TASKS & DUTIES:
· Monitor database and system performance using CloudWatch metrics, alarms, and logs; troubleshoot proactively.
· Develop, deploy, and optimize AI/ML solutions using AWS AI services including SageMaker and Bedrock, supporting model training, inference, and integration into production systems.
· Automate operational tasks using AWS Lambda, Systems Manager (SSM), and Infrastructure-as-Code tools such as CloudFormation or Terraform.
· Design, build, and maintain scalable, fault-tolerant data processing and analytics workflows on AWS using services such as API Gateway, S3, EC2, RDS, Lambda, Glue, Athena, DynamoDB, EMR, Kinesis, DataSync.
· Design and integrate agentic AI systems, including LLM-based agents, multi-agent workflows, and autonomous orchestration pipelines using frameworks such as LangChain and LangGraph.
· Implement ETL/ELT pipelines and data architectures that support machine learning, analytics, and intelligent agent-based applications.
· Support CI/CD pipelines for AI models and data workflows using Jenkins and container-based platforms such as ECS, EKS, or Kubernetes.
· Apply security best practices across AI and data platforms, including IAM least-privilege access, encryption, audit logging, and compliance controls.

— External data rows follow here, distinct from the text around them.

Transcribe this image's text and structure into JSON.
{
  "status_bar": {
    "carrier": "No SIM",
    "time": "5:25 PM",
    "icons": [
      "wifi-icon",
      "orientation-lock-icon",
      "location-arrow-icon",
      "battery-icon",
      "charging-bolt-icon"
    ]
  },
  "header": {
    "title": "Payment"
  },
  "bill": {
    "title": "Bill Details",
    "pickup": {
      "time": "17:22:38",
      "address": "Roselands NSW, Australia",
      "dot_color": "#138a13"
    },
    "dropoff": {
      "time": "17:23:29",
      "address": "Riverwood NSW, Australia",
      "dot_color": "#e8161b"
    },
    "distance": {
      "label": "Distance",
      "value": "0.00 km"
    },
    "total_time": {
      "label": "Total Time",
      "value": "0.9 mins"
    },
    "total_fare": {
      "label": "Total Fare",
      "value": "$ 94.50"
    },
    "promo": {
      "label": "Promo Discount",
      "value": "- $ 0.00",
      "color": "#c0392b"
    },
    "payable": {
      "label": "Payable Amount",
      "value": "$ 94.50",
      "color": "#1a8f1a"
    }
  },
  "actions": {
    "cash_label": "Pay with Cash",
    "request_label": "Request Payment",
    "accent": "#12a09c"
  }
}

· Maintain technical documentation for AI architectures, data pipelines, infrastructure configurations, and operational runbooks.
REQUIRED SKILLS
· Minimum 7 years of hands-on AWS experience: EC2, RDS, S3, CloudWatch, CloudTrail, IAM, KMS, AWS Backup, and Lambda.
· Minimum 7 years of experience in Linux/Unix administration and automation scripting (Bash, Shell, Python).
· Minimum 7 years of experience with Infrastructure as Code (IaC) and automation tools, including CloudFormation, Terraform, and Ansible, for provisioning and maintaining.
· Minimum 7 years of knowledge in AWS networking: VPC, subnets, NACLs, security groups, Route 53, and multi-AZ architectures.
· Minimum 5 years of experience CI/CD pipelines, Jenkins, and IaC for deploying AI agents and ML models into production, monitoring autonomous workflows, and supporting MLOps using Kubernetes, ECS, or EKS.
· Minimum 4 years of experience architecting, building, and maintaining scalable data processing workflows using AWS managed services and Python (including PySpark); strong understanding of data architecture and ETL/ELT patterns.
· Minimum 4 years of experience working with AWS AI/ML services such as SageMaker, Bedrock, and vector databases (OpenSearch).
· Strong understanding of machine learning algorithms, NLP concepts, and deep learning frameworks such as TensorFlow, PyTorch, or Hugging Face.